Der wirtschaftliche Druck bleibt den Ergebnissen zufolge hoch. 51 Prozent der Teilnehmer nennen Fundraising als grösste Herausforderung, 44 Prozent sehen Exits und Liquiditätslösungen als zentrale Hürde.

Für institutionelle Investoren, Pensionskassen, Privatbanken und Vermögensverwalter in der Schweiz würden diese Ergebnisse einen grundlegenden Wandel verdeutlichen, schreiben die Autoren weiter. Entscheidend seien nicht mehr allein steigende Bewertungen, sondern die Fähigkeit der Fondsmanager, Kapital zeitnah an ihre Investoren zurückzuführen.

KI entwickelt sich schneller als die Infrastruktur

Während KI zunehmend Einzug in die Private Markets hält, bleibe die technologische Basis vieler Unternehmen unzureichend. Beim Einsatz von KI hätten 84 Prozent der befragten Unternehmen nach eigenem Bekunden die Experimentierphase bereits verlassen. 35 Prozent führen derzeit Pilotprojekte durch, und 18 Prozent betrachten KI bereits als strategischen Werttreiber.

Dem stehen jedoch deutliche Defizite gegenüber. 42 Prozent arbeiten mit lediglich teilweise integrierten Systemen, ebenso viele sind weiterhin stark auf manuelle Prozesse angewiesen. Nur 12 Prozent verfügen über eine zentrale Datenarchitektur, und weniger als jedes fünfte Unternehmen erreicht einen hohen Automatisierungsgrad.

Für den Schweizer Finanzplatz, dessen Wettbewerbsfähigkeit wesentlich auf Datenqualität, Effizienz und regulatorischer Verlässlichkeit beruht, würden moderne Datenplattformen und integrierte Systeme damit weiter an Bedeutung gewinnen.

Schwerpunkt der Investitionen beim Datenmanagement

Die Branche reagiert mit steigenden Investitionen. Künftig sollen 49 Prozent der zusätzlichen Technologieausgaben in Datenmanagement, operative Infrastruktur und digitale Plattformen fliessen – mehr als in jeden anderen Unternehmensbereich.

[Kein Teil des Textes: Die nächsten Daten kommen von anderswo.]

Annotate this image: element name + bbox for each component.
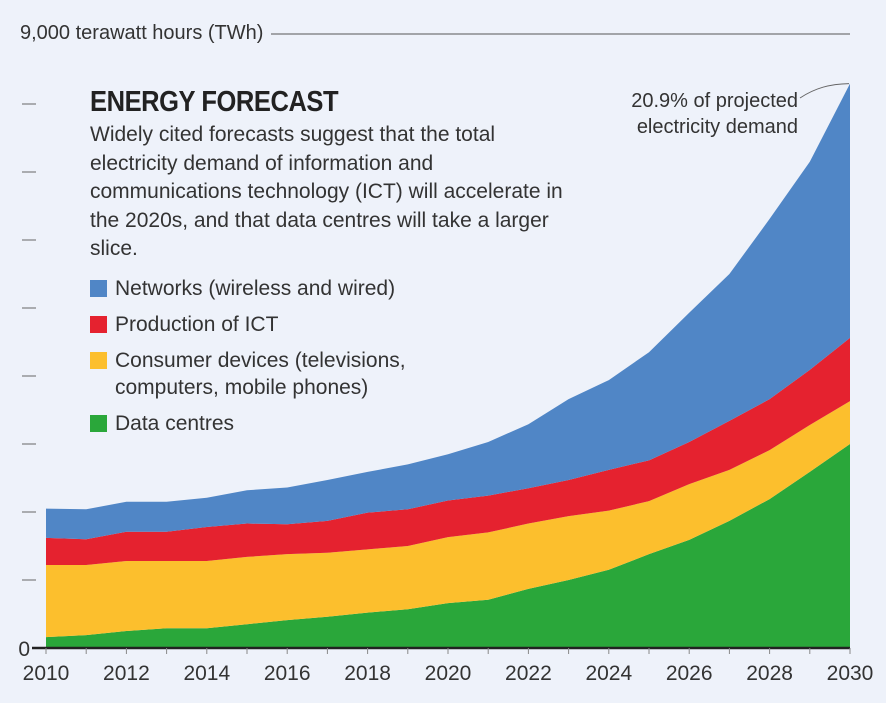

Dennoch betrachten 48 Prozent der Befragten Daten, Technologie und KI weiterhin als ihre grösste organisatorische Schwäche.

Risiken wachsen schneller als die Vorbereitung

Für die kommenden zwei Jahre erwarten die General Partner vor allem makroökonomische Risiken (55 Prozent), geopolitische Spannungen (54 Prozent) sowie Risiken rund um KI und neue Technologien (52 Prozent).

Gleichzeitig fühlen sich lediglich 36 Prozent ausreichend auf technologische Risiken vorbereitet, während 39 Prozent ihre Organisation für geopolitische Risiken gut gerüstet sehen.

Besonders kritisch fällt die Einschätzung in Europa aus: Nur 18 Prozent der europäischen Teilnehmer halten sich für ausreichend auf KI-Risiken vorbereitet.

Für international tätige Schweizer Vermögensverwalter würden diese Zahlen die wachsende Bedeutung einer robusten Daten-Governance unterstreichen sowie eines professionellen Technologie- und Risikomanagements.

Kritische Prozesse bleiben fehleranfällig

Ausgerechnet die wichtigsten Geschäftsprozesse gelten zugleich als besonders fehleranfällig. 62 Prozent der Befragten bezeichnen die Transaktionsabwicklung als geschäftskritisch, gleichzeitig sehen 33 Prozent dort das höchste Fehlerrisiko.

Auch die Bewertung von Portfolios wird von 33 Prozent als besonders risikobehaftet eingestuft. Hinzu kommt, dass zahlreiche Due-Diligence-Prozesse weiterhin fragmentiert und wenig automatisiert sind.

Neue Entwicklungsphase für Private Markets

Nach Einschätzung von Luke Flemmer, Global Head of Private Assets bei MSCI, tritt die Private-Markets-Branche in eine neue Entwicklungsphase ein.

Künftige Wettbewerbsfähigkeit werde zunehmend von der Qualität der Daten, leistungsfähigen digitalen Infrastrukturen und dem produktiven Einsatz von KI bestimmt.